Your colo rack is not safe. Change your lock !

Data centers are typically super secure. 24/7 CCTV, security staff, biometric scanners, you name it.

Unfortunately, your security is only as good as the weakest link in the chain. Even if you have the best software protection, if your hardware isn’t safe, all your efforts are worth nothing.

Recognize this lock?

The main issue in colocation data centers is the lock you’ll find on most cabinets.

Tripp Lite Server Rack Door handles with Combination Lock | Tripp Lite

If you’ve been in a colocation data center, you’ve probably seen a lock like this. Colocation data centers will configure a 3 digit pin code that will allow you to unlock your cabinet.

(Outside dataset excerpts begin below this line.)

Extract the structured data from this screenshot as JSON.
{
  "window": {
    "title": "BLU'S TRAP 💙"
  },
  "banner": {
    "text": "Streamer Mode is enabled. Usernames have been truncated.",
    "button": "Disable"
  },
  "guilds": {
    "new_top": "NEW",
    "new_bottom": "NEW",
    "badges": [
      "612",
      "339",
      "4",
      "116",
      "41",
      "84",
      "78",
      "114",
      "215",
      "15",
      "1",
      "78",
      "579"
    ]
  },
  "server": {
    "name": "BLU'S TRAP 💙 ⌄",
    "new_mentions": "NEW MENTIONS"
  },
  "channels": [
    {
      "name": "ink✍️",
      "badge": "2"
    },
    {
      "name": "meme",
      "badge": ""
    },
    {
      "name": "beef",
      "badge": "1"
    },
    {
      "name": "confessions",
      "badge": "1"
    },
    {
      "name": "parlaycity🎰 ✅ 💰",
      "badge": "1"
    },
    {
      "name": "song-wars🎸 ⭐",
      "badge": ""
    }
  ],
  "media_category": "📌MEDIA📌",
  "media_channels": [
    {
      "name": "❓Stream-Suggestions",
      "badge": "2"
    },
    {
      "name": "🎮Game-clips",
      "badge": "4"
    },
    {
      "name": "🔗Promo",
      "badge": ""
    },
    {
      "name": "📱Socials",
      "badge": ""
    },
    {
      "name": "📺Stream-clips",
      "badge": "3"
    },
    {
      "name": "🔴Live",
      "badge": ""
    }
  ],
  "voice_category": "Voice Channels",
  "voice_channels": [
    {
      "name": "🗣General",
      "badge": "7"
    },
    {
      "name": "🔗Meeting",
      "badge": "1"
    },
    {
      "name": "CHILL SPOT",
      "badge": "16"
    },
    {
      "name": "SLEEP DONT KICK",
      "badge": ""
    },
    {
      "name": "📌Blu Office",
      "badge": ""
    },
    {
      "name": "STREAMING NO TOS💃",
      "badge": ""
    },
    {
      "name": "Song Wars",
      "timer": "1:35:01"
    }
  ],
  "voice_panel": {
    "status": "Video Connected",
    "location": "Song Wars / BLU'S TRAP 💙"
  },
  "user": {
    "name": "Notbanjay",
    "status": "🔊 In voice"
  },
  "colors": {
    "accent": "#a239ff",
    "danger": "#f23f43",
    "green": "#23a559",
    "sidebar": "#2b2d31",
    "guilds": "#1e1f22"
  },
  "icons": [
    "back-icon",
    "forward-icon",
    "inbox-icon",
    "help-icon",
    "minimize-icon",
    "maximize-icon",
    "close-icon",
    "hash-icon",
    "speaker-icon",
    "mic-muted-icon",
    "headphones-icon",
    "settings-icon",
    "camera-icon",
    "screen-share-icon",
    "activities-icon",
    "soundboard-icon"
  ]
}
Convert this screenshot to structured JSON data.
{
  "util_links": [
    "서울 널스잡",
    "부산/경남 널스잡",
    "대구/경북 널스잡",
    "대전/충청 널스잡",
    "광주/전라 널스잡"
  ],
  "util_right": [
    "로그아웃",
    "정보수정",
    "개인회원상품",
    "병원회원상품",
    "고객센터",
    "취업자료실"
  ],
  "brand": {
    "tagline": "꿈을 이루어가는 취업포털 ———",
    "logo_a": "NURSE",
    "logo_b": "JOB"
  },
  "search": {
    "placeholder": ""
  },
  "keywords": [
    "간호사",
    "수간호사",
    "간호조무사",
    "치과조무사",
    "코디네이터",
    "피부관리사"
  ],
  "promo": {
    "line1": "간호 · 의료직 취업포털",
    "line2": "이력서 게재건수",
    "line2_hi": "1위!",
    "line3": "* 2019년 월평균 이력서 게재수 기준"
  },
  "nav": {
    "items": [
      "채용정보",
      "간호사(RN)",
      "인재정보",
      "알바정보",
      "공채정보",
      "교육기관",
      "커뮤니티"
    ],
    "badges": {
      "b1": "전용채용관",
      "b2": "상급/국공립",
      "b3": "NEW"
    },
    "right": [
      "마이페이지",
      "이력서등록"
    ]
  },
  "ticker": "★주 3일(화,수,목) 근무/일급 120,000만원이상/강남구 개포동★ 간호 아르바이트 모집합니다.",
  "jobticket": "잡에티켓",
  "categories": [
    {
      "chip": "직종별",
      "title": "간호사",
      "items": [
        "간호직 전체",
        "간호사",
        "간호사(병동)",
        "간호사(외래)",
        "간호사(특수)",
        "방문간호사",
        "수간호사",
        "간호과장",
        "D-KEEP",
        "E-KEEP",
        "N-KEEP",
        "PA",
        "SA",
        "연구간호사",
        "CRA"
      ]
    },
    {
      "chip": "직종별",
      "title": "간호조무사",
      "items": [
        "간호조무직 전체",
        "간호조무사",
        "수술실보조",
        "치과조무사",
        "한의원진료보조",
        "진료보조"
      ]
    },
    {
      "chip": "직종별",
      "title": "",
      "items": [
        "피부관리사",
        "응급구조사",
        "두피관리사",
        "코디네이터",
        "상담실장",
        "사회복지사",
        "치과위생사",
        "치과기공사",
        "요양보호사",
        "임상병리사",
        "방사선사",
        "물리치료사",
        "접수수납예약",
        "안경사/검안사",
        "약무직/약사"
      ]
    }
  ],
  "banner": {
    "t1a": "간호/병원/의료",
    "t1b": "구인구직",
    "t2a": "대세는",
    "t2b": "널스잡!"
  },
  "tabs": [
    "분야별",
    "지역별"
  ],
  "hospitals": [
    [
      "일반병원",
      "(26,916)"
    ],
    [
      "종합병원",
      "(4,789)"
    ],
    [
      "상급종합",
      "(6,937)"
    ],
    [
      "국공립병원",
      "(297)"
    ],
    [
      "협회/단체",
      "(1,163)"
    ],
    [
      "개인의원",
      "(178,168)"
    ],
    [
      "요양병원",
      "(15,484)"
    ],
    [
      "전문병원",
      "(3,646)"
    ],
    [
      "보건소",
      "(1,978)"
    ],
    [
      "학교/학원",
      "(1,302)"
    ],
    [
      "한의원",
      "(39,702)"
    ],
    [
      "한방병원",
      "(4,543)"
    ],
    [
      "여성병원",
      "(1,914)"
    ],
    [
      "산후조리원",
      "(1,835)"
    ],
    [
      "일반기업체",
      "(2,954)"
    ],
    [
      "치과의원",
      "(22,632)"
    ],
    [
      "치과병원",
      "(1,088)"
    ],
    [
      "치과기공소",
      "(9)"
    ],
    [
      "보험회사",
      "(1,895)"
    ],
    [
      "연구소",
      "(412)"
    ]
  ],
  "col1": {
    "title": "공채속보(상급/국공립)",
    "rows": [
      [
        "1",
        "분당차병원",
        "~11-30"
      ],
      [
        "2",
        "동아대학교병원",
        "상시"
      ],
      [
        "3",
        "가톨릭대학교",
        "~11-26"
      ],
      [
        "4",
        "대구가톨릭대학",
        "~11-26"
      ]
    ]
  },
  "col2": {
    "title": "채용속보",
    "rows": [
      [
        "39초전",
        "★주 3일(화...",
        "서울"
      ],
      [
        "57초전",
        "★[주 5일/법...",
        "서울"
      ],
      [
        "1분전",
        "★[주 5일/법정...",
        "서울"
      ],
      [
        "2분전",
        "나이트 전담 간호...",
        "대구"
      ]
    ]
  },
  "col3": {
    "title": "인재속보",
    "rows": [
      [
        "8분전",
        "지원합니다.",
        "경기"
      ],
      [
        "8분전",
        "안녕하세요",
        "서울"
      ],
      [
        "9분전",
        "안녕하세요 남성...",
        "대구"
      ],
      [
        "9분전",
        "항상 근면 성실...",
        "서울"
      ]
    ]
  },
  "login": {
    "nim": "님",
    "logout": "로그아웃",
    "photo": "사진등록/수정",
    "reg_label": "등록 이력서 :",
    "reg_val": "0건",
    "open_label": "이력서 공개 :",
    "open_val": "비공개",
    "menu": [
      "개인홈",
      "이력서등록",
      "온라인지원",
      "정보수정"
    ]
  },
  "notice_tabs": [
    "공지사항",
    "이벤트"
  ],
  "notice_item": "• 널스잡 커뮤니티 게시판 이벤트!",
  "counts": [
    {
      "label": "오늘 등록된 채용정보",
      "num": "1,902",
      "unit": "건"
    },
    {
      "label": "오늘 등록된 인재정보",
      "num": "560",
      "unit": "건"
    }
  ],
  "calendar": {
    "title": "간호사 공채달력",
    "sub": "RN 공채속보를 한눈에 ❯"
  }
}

Well, bad news for you if your cabinet uses a lock like this: It can be unlocked with a generic key that you can buy on eBay. Yup, this cheap key that you can find online will allow you to open 90% of the racks in colocation data centers.

Overall, with 3-4 keys, you can open up most colocation racks. Some colo providers will use “unique keys”, which can help overcome this, but they are often only a variant of a generic set that is sold to many providers.

But you can get electronic locks, they are better!

Not really. Rack locks that use your data center badge don’t really add a level of security, since it’s the same authentication method you use to access the data center.

Other solutions include biometric rack locks, but just like locks that use your RFID badge, they rely on batteries and can be quite annoying to deal with. Also, we have seen some of those be insecure with software flaws.

Isn’t there CCTV?

Most data centers that are well built will have cameras in every hot and cold aisle with vision on every rack, preventing someone with a key to do anything wrong to your gear.

Well technically true, you’d be surprised how many data centers don’t have cameras in the data halls past the main door. If your rack is in a blind spot, you’d have no proof to pinpoint who was behind a potential act of wrongdoing. Anyhow, if you’re at that point, its because the data center hasn’t done it’s job.

What do to next?

Simple! Ask your provider for a unique rack lock. They don’t need power, work everytime and are quite cheap. If your provider if going to charge you 250+$/KW, they can probably provide you a true secure lock.